The difficulty for the African Union and the United Nations is that there are few countries willing to provide outside support. Burundi has offered to send 500 soldiers, but other African states have been reluctant to commit their military to join this morass.
South Africa would be an obvious troop contributor, but this is unlikely to take place. On the eve of the coup, Seleka killed at least 13 South African soldiers. Their deaths resulted in scathing criticism of the South African government’s handling of the mission and in April this year President Jacob Zuma pulled the remaining forces out of the country.

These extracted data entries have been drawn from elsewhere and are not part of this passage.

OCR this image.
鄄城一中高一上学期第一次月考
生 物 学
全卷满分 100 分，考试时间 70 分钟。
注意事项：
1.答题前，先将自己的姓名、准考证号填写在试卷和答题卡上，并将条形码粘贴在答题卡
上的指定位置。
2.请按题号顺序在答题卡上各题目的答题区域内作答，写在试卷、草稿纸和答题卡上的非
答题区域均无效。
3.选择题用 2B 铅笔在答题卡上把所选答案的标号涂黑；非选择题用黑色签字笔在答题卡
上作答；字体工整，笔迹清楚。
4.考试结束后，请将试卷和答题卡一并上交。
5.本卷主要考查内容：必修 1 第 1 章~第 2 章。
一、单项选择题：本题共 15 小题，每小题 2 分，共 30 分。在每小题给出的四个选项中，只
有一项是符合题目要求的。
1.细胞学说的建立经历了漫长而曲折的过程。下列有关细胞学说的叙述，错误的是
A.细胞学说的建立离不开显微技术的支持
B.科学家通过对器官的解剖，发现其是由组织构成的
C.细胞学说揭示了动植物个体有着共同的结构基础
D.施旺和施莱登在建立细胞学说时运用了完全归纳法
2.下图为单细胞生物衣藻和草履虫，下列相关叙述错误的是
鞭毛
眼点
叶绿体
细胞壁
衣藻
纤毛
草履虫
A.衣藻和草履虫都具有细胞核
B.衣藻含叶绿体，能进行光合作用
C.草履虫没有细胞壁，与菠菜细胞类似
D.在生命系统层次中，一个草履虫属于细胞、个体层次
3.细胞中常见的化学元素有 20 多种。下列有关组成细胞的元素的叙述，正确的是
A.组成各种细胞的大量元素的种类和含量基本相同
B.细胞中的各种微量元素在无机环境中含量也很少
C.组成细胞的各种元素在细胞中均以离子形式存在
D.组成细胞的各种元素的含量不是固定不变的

French President Francois Hollande and his South African host discussed the situation in the Central African Republic in Pretoria last month. “We [South Africa] agreed that we need to do something and act quickly,” declared President Zuma. “We have committed… that we are going to be ready to be part of the solution to help the Central African Republic come back to its normality.” But with an election looming in 2014, President Zuma is unlikely to risk the lives of his troops in another foreign mission.
Despite the dire warnings of genocide and the deteriorating situation in the country, the people of the Central African Republic are likely to be left to their fate. Only a slaughter on the scale of Rwanda could really mobilise the international community, already preoccupied with Syria, Pakistan, Afghanistan and all the rest of the global agenda. But this time no-one will be able to argue that the alarm bell was not sounded.